Deux manifestations d'ouvriers de la construction ont eu lieu en deux endroits différents dans la région de Montréal, venant de deux organisations syndicales rivales, mais pour la même cause: la priorité à donner aux travailleurs québécois.

D'abord, une centaine de travailleurs ont manifesté lors de l'assemblée des actionnaires du Groupe Jean-Coutu, à Longueuil, mardi. Dans le cadre de la construction du nouveau siège social et du centre de distribution à Varennes, une douzaine d'ouvriers autrichiens ont été embauchés par l'un des entrepreneurs pour installer des convoyeurs.

Le syndicat des mécaniciens industriels, affilié au Conseil provincial du Québec des métiers de la construction (International), souligne que pendant ce temps, un fort pourcentage de ses membres ne travaillent pas.

«On a l'expertise, on a l'expérience pour faire ça», l'installation de convoyeurs à rouleaux, a protesté en entrevue Claude Gagnon, gérant d'affaires de la section locale 2182 des mécaniciens industriels. «Le convoyeur, c'est la base de notre métier».

M. Gagnon souligne qu'il représente 1300 membres dans l'ensemble du Québec et que 60 pour cent d'entre eux ne travaillent pas. Et 80 de ses membres vivent dans la région concernée.

«Une entreprise québécoise qui ne veut pas prioriser des travailleurs québécois, c'est inacceptable», s'est exclamé M. Gagnon.

La direction de Jean-Coutu, quant à elle, a répliqué au cours d'une conférence de presse que ces embauches de travailleurs étrangers étaient légales et qu'elles étaient justifiées dans le contexte.

«Ce sont des équipements sophistiqués qui sont venus d'Allemagne. Le fournisseur nous disait qu'il était préférable... que ça a été négocié comme une installation incluse dans le prix d'acquisition», a expliqué François Coutu, chef de la direction.

«On a engagé des centaines d'employés d'ici même pour faire la réalisation de notre siège social, de notre centre de distribution.

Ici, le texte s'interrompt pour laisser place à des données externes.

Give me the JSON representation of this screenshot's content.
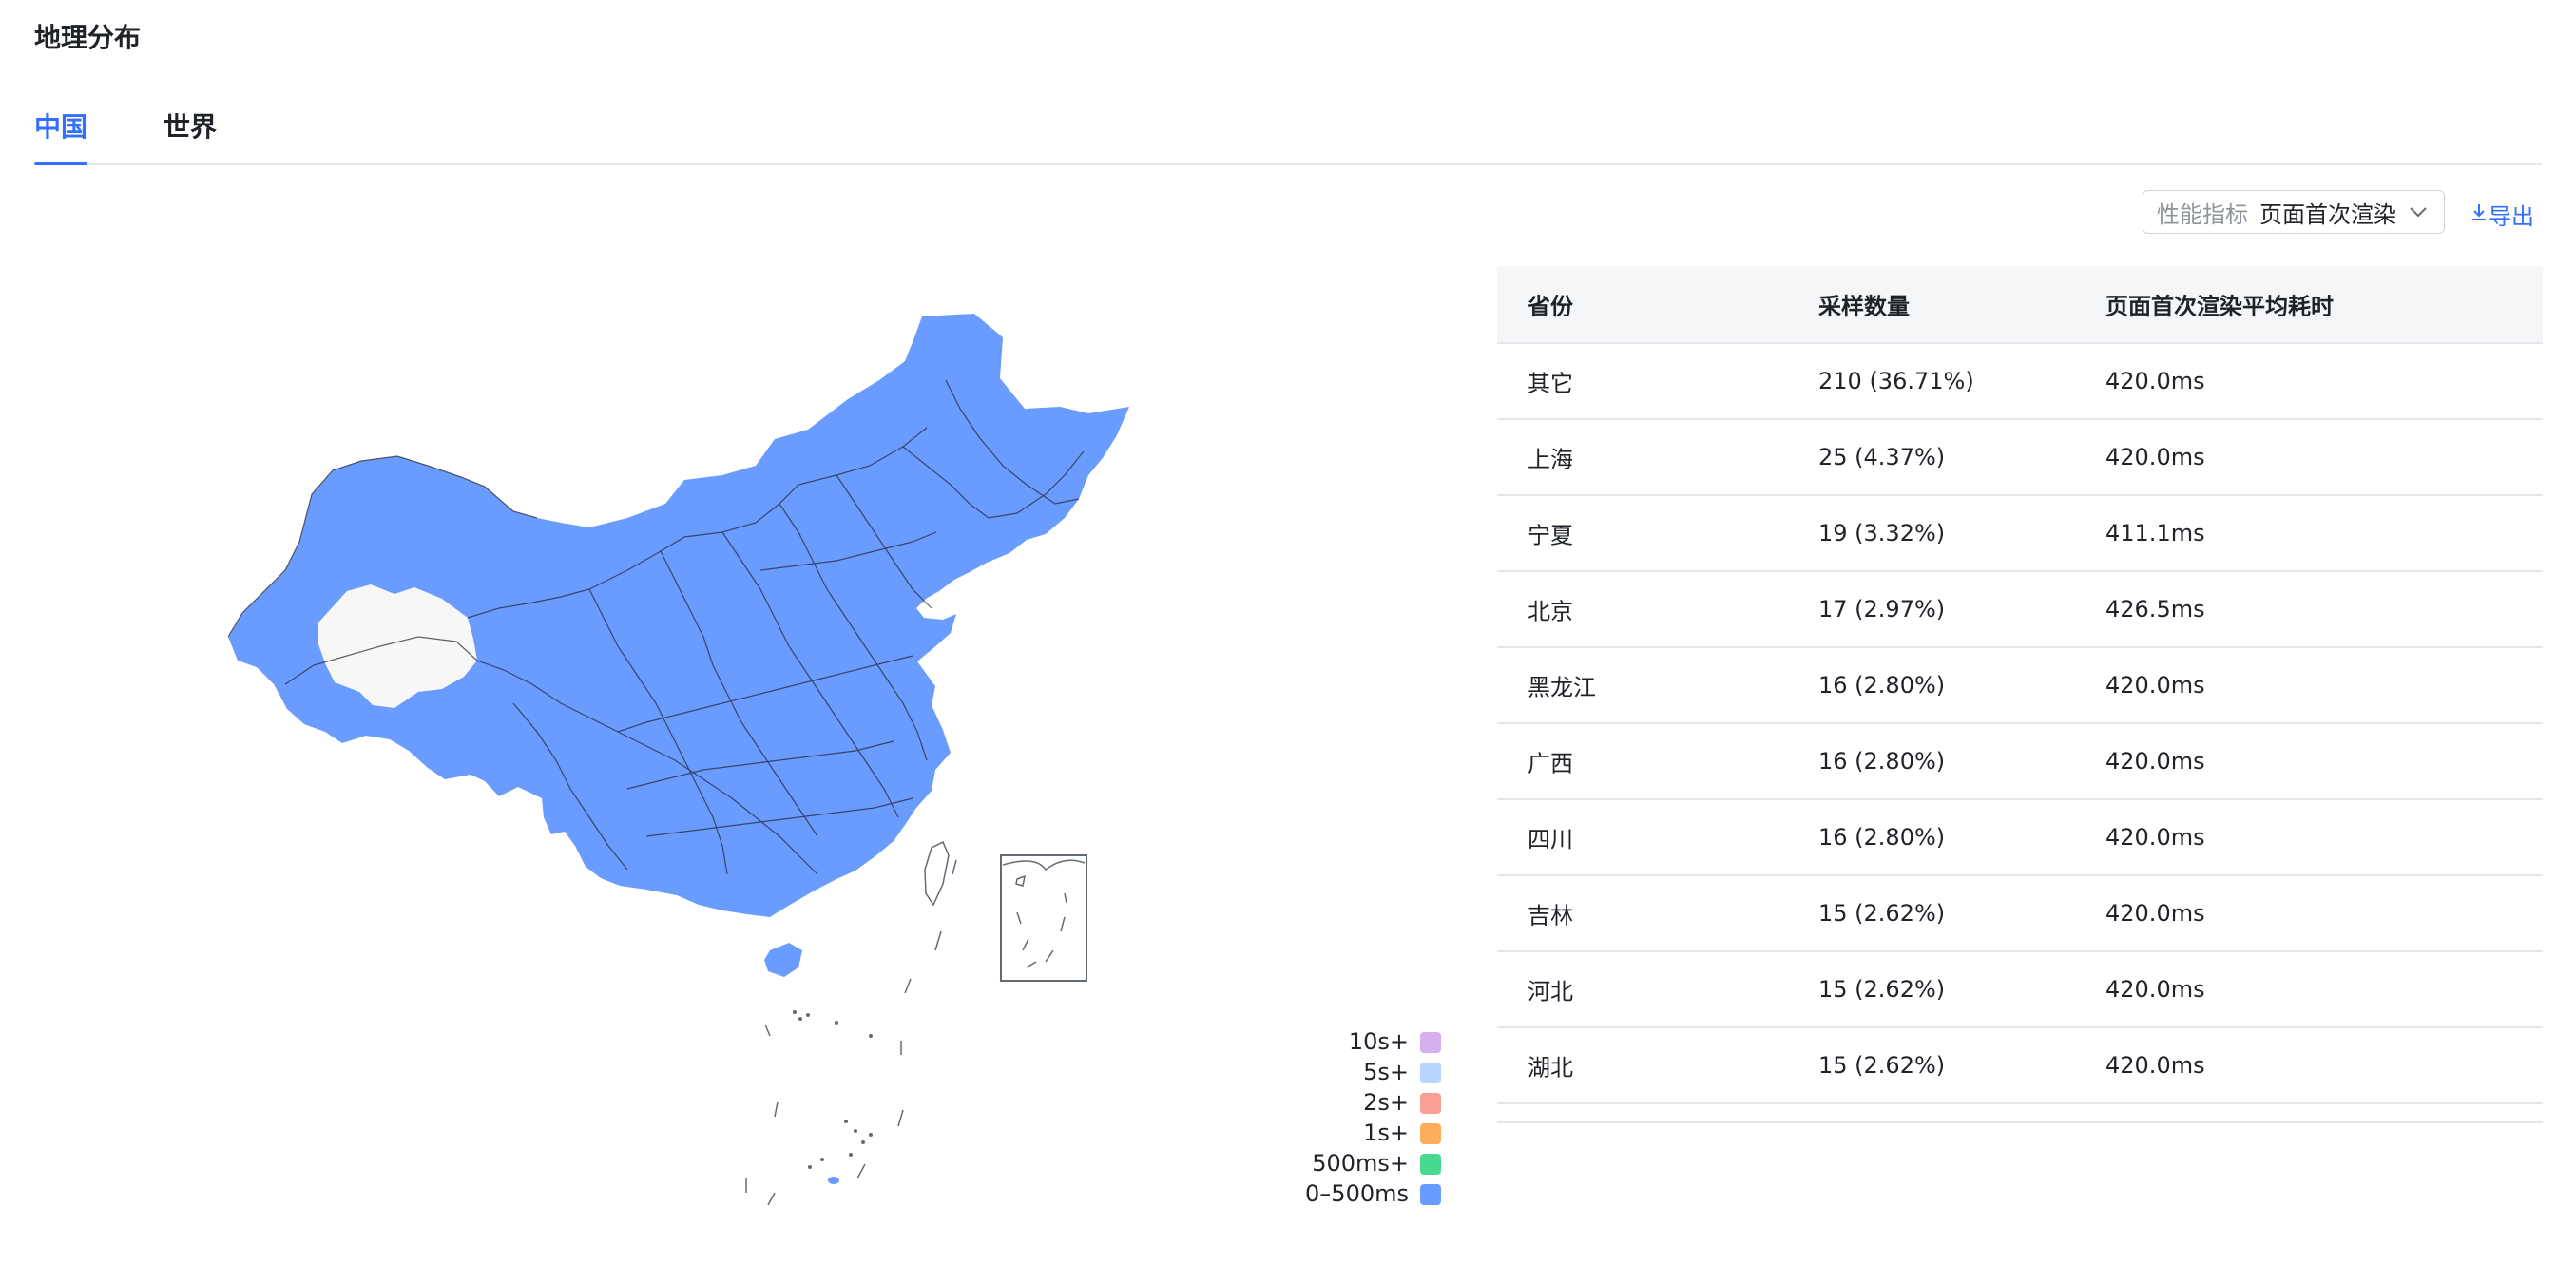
{
  "section": {
    "title": "地理分布"
  },
  "tabs": [
    {
      "label": "中国"
    },
    {
      "label": "世界"
    }
  ],
  "toolbar": {
    "metric_label": "性能指标",
    "metric_value": "页面首次渲染",
    "export_label": "导出"
  },
  "legend": [
    {
      "label": "10s+",
      "color": "#d4b0ed"
    },
    {
      "label": "5s+",
      "color": "#b9d5ff"
    },
    {
      "label": "2s+",
      "color": "#fb9f94"
    },
    {
      "label": "1s+",
      "color": "#ffac5c"
    },
    {
      "label": "500ms+",
      "color": "#46d98f"
    },
    {
      "label": "0–500ms",
      "color": "#6a9bff"
    }
  ],
  "map": {
    "fill_color": "#6a9bff",
    "no_data_color": "#f7f7f7",
    "no_data_region": "青海"
  },
  "table": {
    "headers": {
      "province": "省份",
      "samples": "采样数量",
      "avg_time": "页面首次渲染平均耗时"
    },
    "rows": [
      {
        "province": "其它",
        "samples": "210 (36.71%)",
        "avg_time": "420.0ms"
      },
      {
        "province": "上海",
        "samples": "25 (4.37%)",
        "avg_time": "420.0ms"
      },
      {
        "province": "宁夏",
        "samples": "19 (3.32%)",
        "avg_time": "411.1ms"
      },
      {
        "province": "北京",
        "samples": "17 (2.97%)",
        "avg_time": "426.5ms"
      },
      {
        "province": "黑龙江",
        "samples": "16 (2.80%)",
        "avg_time": "420.0ms"
      },
      {
        "province": "广西",
        "samples": "16 (2.80%)",
        "avg_time": "420.0ms"
      },
      {
        "province": "四川",
        "samples": "16 (2.80%)",
        "avg_time": "420.0ms"
      },
      {
        "province": "吉林",
        "samples": "15 (2.62%)",
        "avg_time": "420.0ms"
      },
      {
        "province": "河北",
        "samples": "15 (2.62%)",
        "avg_time": "420.0ms"
      },
      {
        "province": "湖北",
        "samples": "15 (2.62%)",
        "avg_time": "420.0ms"
      }
    ]
  }
}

Mais là, on parlait d'équipement spécialisé qui avait besoin d'une certaine compétence», a ajouté M. Coutu.

Mais le dirigeant syndical des mécaniciens industriels assure qu'ils auraient été habilités à faire ce travail. «C'est en train de s'étendre, c'est un fléau», l'embauche d'ouvriers de l'extérieur du Québec, a protesté M. Gagnon, de la section locale des mécaniciens industriels affiliée au Conseil provincial.

Ailleurs, les grutiers

Ensuite, à Montréal même, cette fois au chantier de l'échangeur Décarie - un chantier du ministère des Transports -, quelques dizaines de grutiers de Montréal et de Trois-Rivières ont manifesté parce qu'un entrepreneur sous-traitant emploie un ouvrier américain et un autre de l'Ontario. Cette fois, c'est le syndicat des grutiers, affilié à la FTQ-Construction, qui se plaint d'avoir des membres qui ne travaillent pas pendant qu'un entrepreneur embauche des ouvriers de l'extérieur.

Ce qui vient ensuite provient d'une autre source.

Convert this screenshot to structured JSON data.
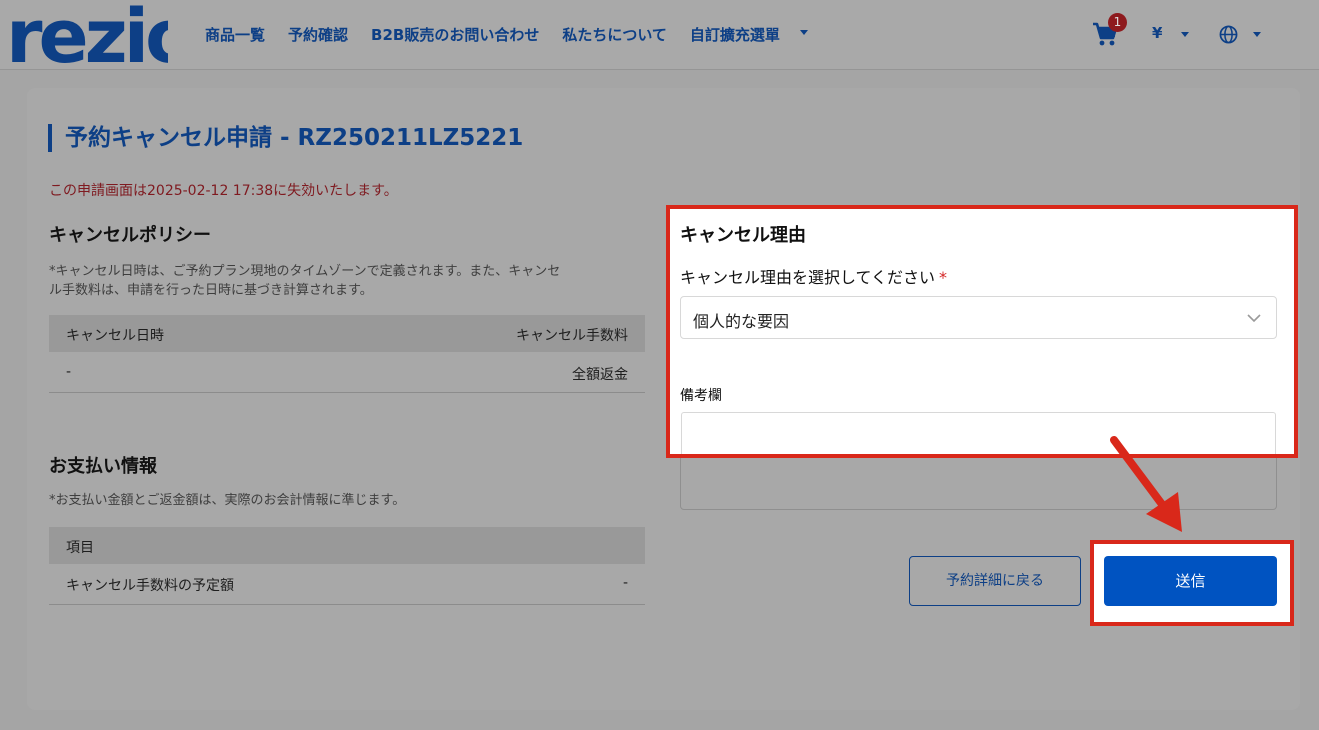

«Une priorité devrait être donnée aux travailleurs québécois, surtout que c'est un travail qui vient du ministère des Transports. On s'entend que ça vient de la population quand c'est le ministère des Transports qui paie. Ça devrait favoriser les travailleurs québécois», a lancé Evans Dupuis, directeur de l'Union des opérateurs grutiers, section locale 791-G, affiliée à la FTQ-Construction.

Dans ce cas, il existe une entente Québec-Ontario sur la mobilité de la main-d'oeuvre - ce qui permet à un ouvrier de l'Ontario ayant les compétences requises de venir travailler au Québec. Et pour ce qui est de l'ouvrier venu du Texas, l'entrepreneur a obtenu une carte d'exemption de la Commission de la construction du Québec parce que le grutier devait manipuler une grue munie d'un accessoire spécialisé.

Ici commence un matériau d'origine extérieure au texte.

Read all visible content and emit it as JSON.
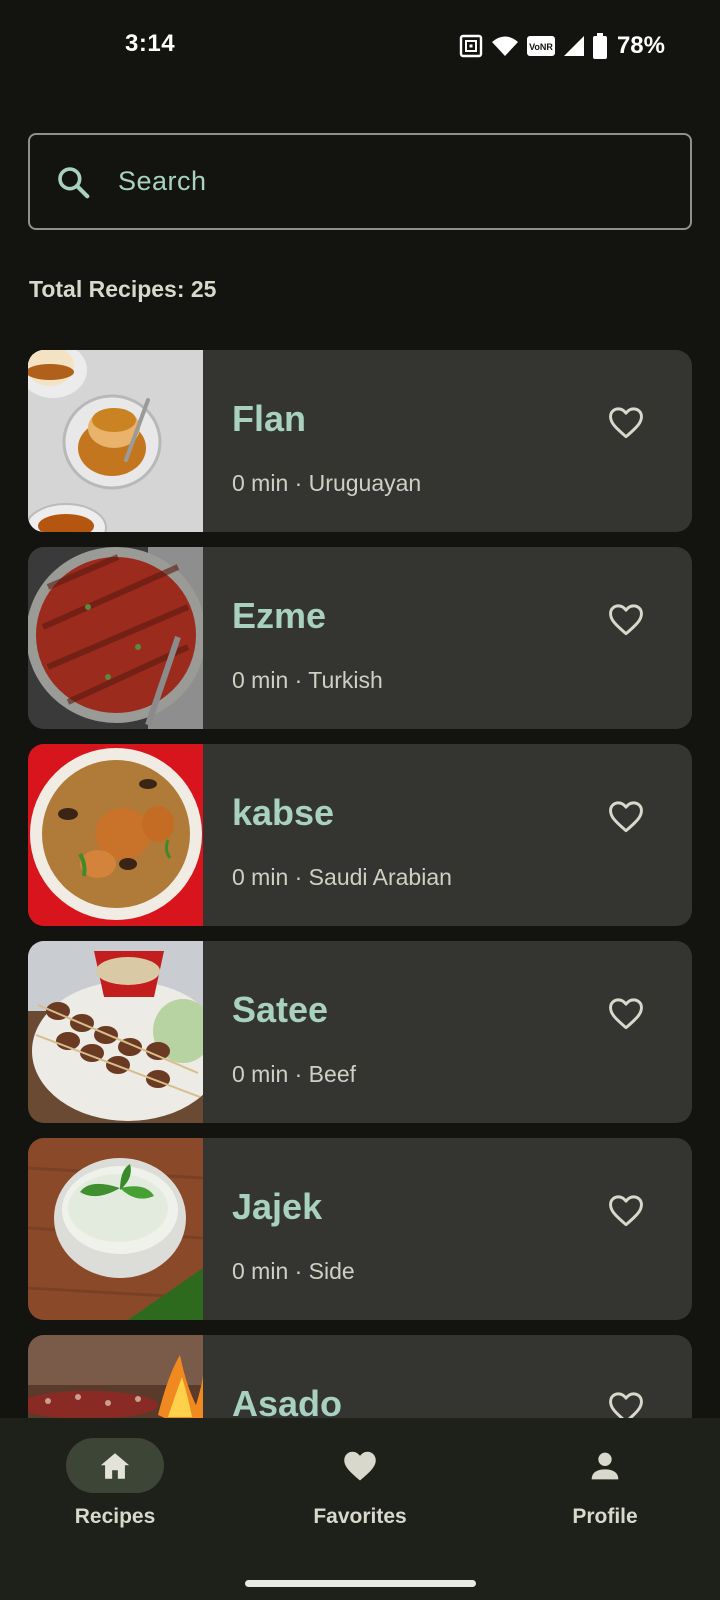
{
  "status_bar": {
    "time": "3:14",
    "battery_percent": "78%",
    "network_badge": "VoNR",
    "icons": [
      "nfc-icon",
      "wifi-icon",
      "vonr-icon",
      "signal-icon",
      "battery-icon"
    ]
  },
  "search": {
    "placeholder": "Search"
  },
  "summary": {
    "total_label": "Total Recipes: 25"
  },
  "recipes": [
    {
      "name": "Flan",
      "meta": "0 min · Uruguayan",
      "favorite": false
    },
    {
      "name": "Ezme",
      "meta": "0 min · Turkish",
      "favorite": false
    },
    {
      "name": "kabse",
      "meta": "0 min · Saudi Arabian",
      "favorite": false
    },
    {
      "name": "Satee",
      "meta": "0 min · Beef",
      "favorite": false
    },
    {
      "name": "Jajek",
      "meta": "0 min · Side",
      "favorite": false
    },
    {
      "name": "Asado",
      "meta": "",
      "favorite": false
    }
  ],
  "bottom_nav": {
    "items": [
      {
        "label": "Recipes",
        "icon": "home-icon",
        "active": true
      },
      {
        "label": "Favorites",
        "icon": "heart-icon",
        "active": false
      },
      {
        "label": "Profile",
        "icon": "person-icon",
        "active": false
      }
    ]
  },
  "colors": {
    "background": "#131410",
    "card": "#343530",
    "accent": "#a8d1c2",
    "nav_background": "#1e201a",
    "nav_active_pill": "#3d4536"
  }
}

«Les grutiers du Québec étaient capables (de manipuler cet équipement) parce qu'on connaissait la grue; on avait juste à apprendre comment manipuler l'accessoire. Mais la CCQ a quand même émis une carte d'exemption», a protesté M. Dupuis.

«On avait au-dessus de 200 grutiers disponibles au Québec et qui ne travaillent pas», a critiqué M. Dupuis.

Ces protestations d'ouvriers de la construction et de leurs syndicats, comme celles venues récemment de la Côte-Nord et de la Gaspésie, ont cours dans un contexte où le nombre d'«heures travaillées» dans l'industrie de la construction au Québec est en baisse depuis quelques années, après avoir connu des sommets. Il y a moins de travail qu'avant sur les grands chantiers et les emplois disponibles sont alors convoités.